Tue, Dec 30, 2003 - Page 2 News List

Taiwan's Bureau of Immigration like a police station, academics say


The Bureau of Immigration is run too much like a police station, academics said at a conference on immigration policy yesterday.

"Our immigration policy focuses too much on population control. We also need to establish a system to integrate immigrants into society," said Tseng Yen-fen (曾嬿芬), professor of sociology at the National Tai-wan University.

The draft guidelines in the ROC immigration policy (中華民國移民政策綱領), which was proposed by the Cabinet last month, are aimed at improving management of the population structure by attracting foreign investors and "outstanding" white-collar professionals who can contribute to Taiwan's need for scientific development.

"The use of the word `outstanding' is inappropriate," Tseng said. "It's hard to predict the performance of second-generation immigrants. Attracting `outstanding' immigrants now doesn't mean that the next generation will be the same. In the US, second-generation immigrants are very competitive, even though first-generation immigrants didn't necessarily speak or read English."

Tseng suggested that bilingual schools and educational programs presented in Mandarin and Vietnamese or other Southeast-Asian languages could promote the integration of immigrants into Taiwanese society.

Tsay Ching-lung (蔡青龍), coordinator of the Taiwanese Migration Research Network, said there was a need for facilities devoted to the study of long-term immigration needs and trends.

"Our current immigration policies have been formulated in a hurry to deal with problems as they came up. To prevent rushed policy-making in future, we need to establish a bureau of immigration research, like the one in Australia," Tsay said.

Tsay expressed approval for the policies geared toward attracting foreign professionals and investors.

"It's not a matter of whether we want this policy or not. This is what has to be done if we are to stay competitive as a nation," Tsay said.

But despite the definite need for white-collar immigrants, Taiwan also needs laborers, he said.

According to his research, the number of laborers in Taiwan will begin to dwindle by 2015, and by 2030 there will be fewer laborers than there are now.

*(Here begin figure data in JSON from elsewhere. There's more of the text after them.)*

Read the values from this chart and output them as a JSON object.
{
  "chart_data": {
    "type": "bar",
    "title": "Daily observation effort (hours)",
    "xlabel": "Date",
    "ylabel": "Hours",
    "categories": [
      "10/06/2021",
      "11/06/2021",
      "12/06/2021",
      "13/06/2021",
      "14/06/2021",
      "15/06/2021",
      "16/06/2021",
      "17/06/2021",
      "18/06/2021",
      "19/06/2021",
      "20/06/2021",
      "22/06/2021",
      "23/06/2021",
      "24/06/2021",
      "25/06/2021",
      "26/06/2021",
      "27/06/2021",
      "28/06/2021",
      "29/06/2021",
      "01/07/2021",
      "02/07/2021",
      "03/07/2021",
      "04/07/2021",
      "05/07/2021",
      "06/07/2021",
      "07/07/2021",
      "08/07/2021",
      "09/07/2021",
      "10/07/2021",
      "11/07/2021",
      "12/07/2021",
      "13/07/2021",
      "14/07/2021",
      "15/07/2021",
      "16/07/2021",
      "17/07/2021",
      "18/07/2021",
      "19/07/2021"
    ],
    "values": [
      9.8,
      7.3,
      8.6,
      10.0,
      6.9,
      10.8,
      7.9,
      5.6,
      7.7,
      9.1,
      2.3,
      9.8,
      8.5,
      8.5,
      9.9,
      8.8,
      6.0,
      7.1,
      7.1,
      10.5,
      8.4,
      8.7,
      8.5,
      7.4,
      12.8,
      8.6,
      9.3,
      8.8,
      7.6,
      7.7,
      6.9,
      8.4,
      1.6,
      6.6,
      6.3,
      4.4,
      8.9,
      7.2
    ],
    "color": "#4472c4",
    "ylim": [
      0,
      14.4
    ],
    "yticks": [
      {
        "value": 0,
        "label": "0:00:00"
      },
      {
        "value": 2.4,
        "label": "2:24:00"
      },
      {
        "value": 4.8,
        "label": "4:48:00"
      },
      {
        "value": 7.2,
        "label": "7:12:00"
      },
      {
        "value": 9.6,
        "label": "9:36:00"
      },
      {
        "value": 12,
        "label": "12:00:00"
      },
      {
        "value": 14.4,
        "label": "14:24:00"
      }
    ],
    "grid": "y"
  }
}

The research also showed that 10 percent of Taiwan's population will be over the age of 65 by 2011, and by 2031 this figure will increase to 22 percent.

"Taking care of the elderly is not a job that can be fulfilled by professionals in the high-technology industry," Tsay said.

Ko Chyong-fang (柯瓊芳), research fellow at Academia Sinica's Institute of European and American Studies, also said that long-term planning needs to be emphasized in policy-making.

"Immigration policy is about sustainable development. The real question we need to be asking is what kind of population this piece of land can accommodate. What population size do we want in 10 years? Unfortunately, policies always follow in the footsteps of reality and never come before problems hit," Ko said.